Crainte d’une glissade vers une dérégulation
S’il y a de la colère, il y a aussi beaucoup de déception, face à une forme de dérégulation qui semble devenir la règle dans beaucoup de secteurs. La déléguée syndicale de Falisolle n’a toujours pas avalé les propos du Premier ministre De Croo, qui a voulu "dédiaboliser" les franchises dans une interview. Commentaire acerbe de la dame: "Après avoir bu le champagne avec les patrons de Delhaize ?"
En pleine discussion sur la crise actuelle, arrive un jeune homme. Tout à l’heure, il amènera de la soupe au Delhaize de Dinant, pour réchauffer les cœurs.

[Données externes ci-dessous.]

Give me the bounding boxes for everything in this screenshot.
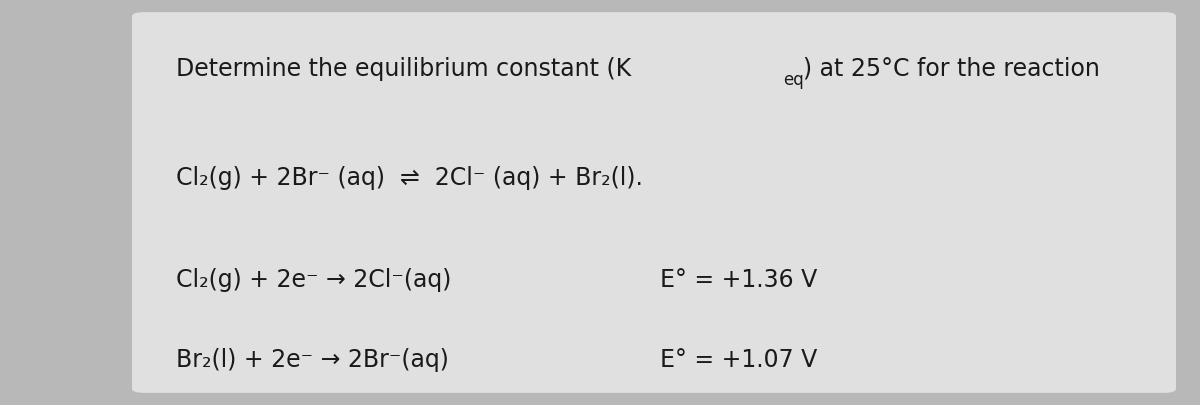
Text: Determine the equilibrium constant (K: Determine the equilibrium constant (K	[176, 57, 631, 81]
Text: eq: eq	[782, 71, 804, 89]
Text: Cl₂(g) + 2Br⁻ (aq)  ⇌  2Cl⁻ (aq) + Br₂(l).: Cl₂(g) + 2Br⁻ (aq) ⇌ 2Cl⁻ (aq) + Br₂(l).	[176, 166, 643, 190]
Text: Cl₂(g) + 2e⁻ → 2Cl⁻(aq): Cl₂(g) + 2e⁻ → 2Cl⁻(aq)	[176, 268, 451, 292]
Text: ) at 25°C for the reaction: ) at 25°C for the reaction	[803, 57, 1100, 81]
Text: Br₂(l) + 2e⁻ → 2Br⁻(aq): Br₂(l) + 2e⁻ → 2Br⁻(aq)	[176, 348, 449, 372]
Text: E° = +1.36 V: E° = +1.36 V	[660, 268, 817, 292]
FancyBboxPatch shape	[132, 12, 1176, 393]
Text: E° = +1.07 V: E° = +1.07 V	[660, 348, 817, 372]
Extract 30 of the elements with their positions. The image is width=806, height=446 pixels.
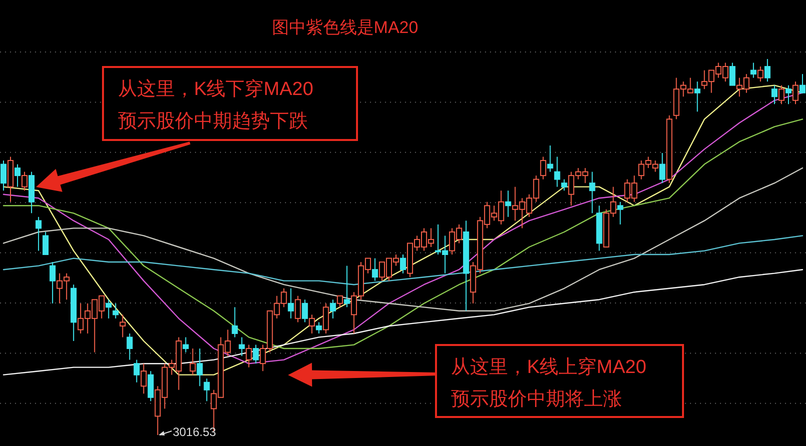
candlestick (463, 220, 470, 312)
candlestick (554, 156, 560, 188)
candlestick (204, 378, 210, 402)
candlestick (589, 171, 596, 214)
candlestick (694, 81, 700, 112)
candlestick (140, 363, 147, 394)
candlestick (190, 348, 196, 376)
candlestick (238, 336, 245, 357)
candlestick (106, 299, 112, 319)
candlestick (750, 62, 756, 78)
annotation: 从这里，K线上穿MA20 预示股价中期将上涨 (451, 356, 646, 410)
candlestick (70, 284, 77, 342)
candlestick (196, 348, 203, 387)
candlestick (316, 322, 322, 334)
annotation: 3016.53 (172, 425, 216, 439)
candlestick (288, 288, 294, 319)
candlestick (308, 314, 315, 334)
candlestick (0, 160, 7, 192)
annotation: 从这里，K线下穿MA20 预示股价中期趋势下跌 (118, 78, 314, 132)
candlestick (120, 314, 126, 338)
chart-title: 图中紫色线是MA20 (272, 18, 418, 37)
candlestick (330, 299, 336, 319)
candlestick (50, 262, 56, 304)
candlestick (372, 258, 378, 282)
candlestick (547, 144, 554, 172)
candlestick (400, 254, 406, 274)
candlestick (182, 336, 189, 353)
candlestick (112, 302, 119, 319)
candlestick (596, 205, 602, 252)
candlestick (505, 190, 512, 218)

Ils sont lourds, il le sait: il est boucher et il a travaillé dans le magasin. "Je suis parti à temps." Mais il est solidaire, durant une journée de congé.
Les clients ? À Dinant, eux aussi sont tristes. Car le Delhaize est certes un supermarché, mais de proximité. Beaucoup de clients, des personnes âgées qui résident dans les environs, y viennent à pied. Tout comme des habitants de Bouvignes, qui traversent la Meuse par l’écluse. Il y a aussi des locataires des habitations sociales toutes proches.
Les soutiens, à Falisolle ? Ceux des clients sont là, dixit la déléguée Setca basée là-bas. Mais, ajoute-t-elle, on voit moins les politiques que lors d’une précédente crise, en 2014. "Ils étaient plus nombreux au carnaval de Tamines."
La dame ajoute que l’ambiance est d’autant plus plombée qu’on trouve parmi le personnel des couples, ou la mère et sa fille, sans compter des femmes seules avec enfants.
Heureusement, ricanent les deux syndicalistes croisés ce mercredi, le groupe Delhaize a fourni un numéro à appeler en cas de besoin d’aide psychologique.